To my mind, Marshall McLuhan was doing what many of us in Neil Postman's early NYU Media Ecology program were doing: Trying to create a new language and a new structure for describing the true impact of technology on human society and human psychology. One term that comes to mind is "paradigm switch." Through puns, probes and metaphors McLuhan attempted to define how electronic media put us into a post-print paradigm. One problem: when you're in one paradigm, its hard to see it. Terms like "reductionist," "technological determinist" etc are the ways other people try to describe in their own paradigmatic terms what McLuhan was attempting. They were misinformed.
One reason I always bring up Claude Levi-Strauss (ad nauseam to some peoples minds) is that he also straddled paradigms. In an cultural and intellectual environment where it was easy to describe native peoples as "primitive" Levi-Strauss suggested that they were capable of a sophistication of thought and a nuance of expression through their "mythology" equal to or perhaps greater than our own.
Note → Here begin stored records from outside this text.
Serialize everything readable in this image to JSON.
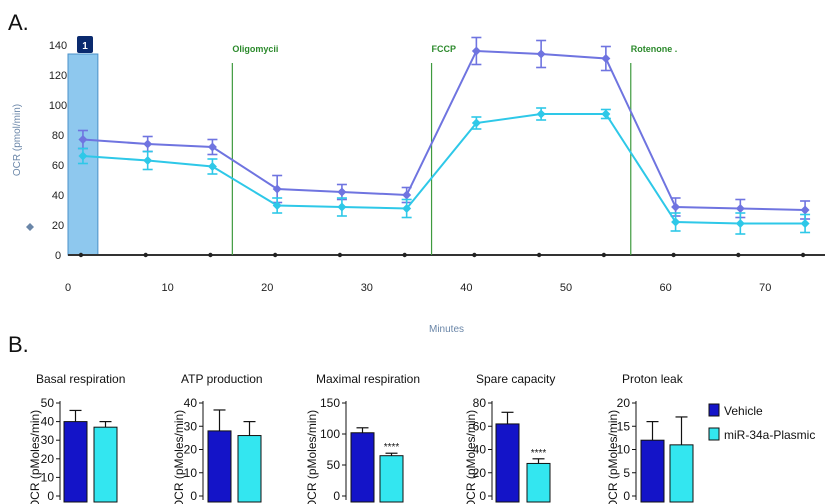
{
  "panel_a_label": "A.",
  "panel_b_label": "B.",
  "chart_data": [
    {
      "type": "line",
      "ylabel": "OCR (pmol/min)",
      "xlabel": "Minutes",
      "xlim": [
        0,
        76
      ],
      "ylim": [
        0,
        140
      ],
      "xticks": [
        0,
        10,
        20,
        30,
        40,
        50,
        60,
        70
      ],
      "yticks": [
        0,
        20,
        40,
        60,
        80,
        100,
        120,
        140
      ],
      "grid": false,
      "series": [
        {
          "color": "#6f74e0",
          "x": [
            1.5,
            8,
            14.5,
            21,
            27.5,
            34,
            41,
            47.5,
            54,
            61,
            67.5,
            74
          ],
          "y": [
            77,
            74,
            72,
            44,
            42,
            40,
            136,
            134,
            131,
            32,
            31,
            30
          ],
          "err": [
            6,
            5,
            5,
            9,
            5,
            5,
            9,
            9,
            8,
            6,
            6,
            6
          ]
        },
        {
          "color": "#2ec8e8",
          "x": [
            1.5,
            8,
            14.5,
            21,
            27.5,
            34,
            41,
            47.5,
            54,
            61,
            67.5,
            74
          ],
          "y": [
            66,
            63,
            59,
            33,
            32,
            31,
            88,
            94,
            94,
            22,
            21,
            21
          ],
          "err": [
            5,
            6,
            5,
            5,
            6,
            6,
            4,
            4,
            3,
            6,
            7,
            6
          ]
        }
      ],
      "injections": [
        {
          "x": 16.5,
          "label": "Oligomycii"
        },
        {
          "x": 36.5,
          "label": "FCCP"
        },
        {
          "x": 56.5,
          "label": "Rotenone ."
        }
      ],
      "measurement_window": {
        "x_start": 0,
        "x_end": 3,
        "label": "1",
        "color": "#8ec8ee"
      }
    },
    {
      "type": "bar",
      "title": "Basal respiration",
      "ylabel": "OCR (pMoles/min)",
      "categories": [
        "Vehicle",
        "miR-34a-Plasmic"
      ],
      "values": [
        40,
        37
      ],
      "errors": [
        6,
        3
      ],
      "ylim": [
        0,
        50
      ],
      "yticks": [
        0,
        10,
        20,
        30,
        40,
        50
      ],
      "significance": ""
    },
    {
      "type": "bar",
      "title": "ATP production",
      "ylabel": "OCR (pMoles/min)",
      "categories": [
        "Vehicle",
        "miR-34a-Plasmic"
      ],
      "values": [
        28,
        26
      ],
      "errors": [
        9,
        6
      ],
      "ylim": [
        0,
        40
      ],
      "yticks": [
        0,
        10,
        20,
        30,
        40
      ],
      "significance": ""
    },
    {
      "type": "bar",
      "title": "Maximal respiration",
      "ylabel": "OCR (pMoles/min)",
      "categories": [
        "Vehicle",
        "miR-34a-Plasmic"
      ],
      "values": [
        102,
        65
      ],
      "errors": [
        8,
        4
      ],
      "ylim": [
        0,
        150
      ],
      "yticks": [
        0,
        50,
        100,
        150
      ],
      "significance": "****"
    },
    {
      "type": "bar",
      "title": "Spare capacity",
      "ylabel": "OCR (pMoles/min)",
      "categories": [
        "Vehicle",
        "miR-34a-Plasmic"
      ],
      "values": [
        62,
        28
      ],
      "errors": [
        10,
        4
      ],
      "ylim": [
        0,
        80
      ],
      "yticks": [
        0,
        20,
        40,
        60,
        80
      ],
      "significance": "****"
    },
    {
      "type": "bar",
      "title": "Proton leak",
      "ylabel": "OCR (pMoles/min)",
      "categories": [
        "Vehicle",
        "miR-34a-Plasmic"
      ],
      "values": [
        12,
        11
      ],
      "errors": [
        4,
        6
      ],
      "ylim": [
        0,
        20
      ],
      "yticks": [
        0,
        5,
        10,
        15,
        20
      ],
      "significance": ""
    }
  ],
  "legend": {
    "position": "right",
    "items": [
      {
        "label": "Vehicle",
        "color": "#1414c8"
      },
      {
        "label": "miR-34a-Plasmic",
        "color": "#33e6f0"
      }
    ]
  }
}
That doesn't mean "right," just complex. In his analysis of myths Levi-Strauss stumbled upon a great realization. It was the not content of the myths which contained their true meaning. It was the structure of the total mythic canon which contained the "message." McLuhan knew of Levi-Strauss and admitted his debt to him. (see James M. Curtis "Marshall McLuhan and French Structuralism" Boundary 2 1/1:134-46, 1970 and McLuhan's own note in Technology and Culture, Vol. 16, No. 1 (Jan., 1975), 74-78.)
"I don't know who discovered water, but it wasn't a fish" McLuhan was fond of saying. He could have added that whoever did discover water was probably labeled an H2O determinist or an "airhead" by the other water dwellers.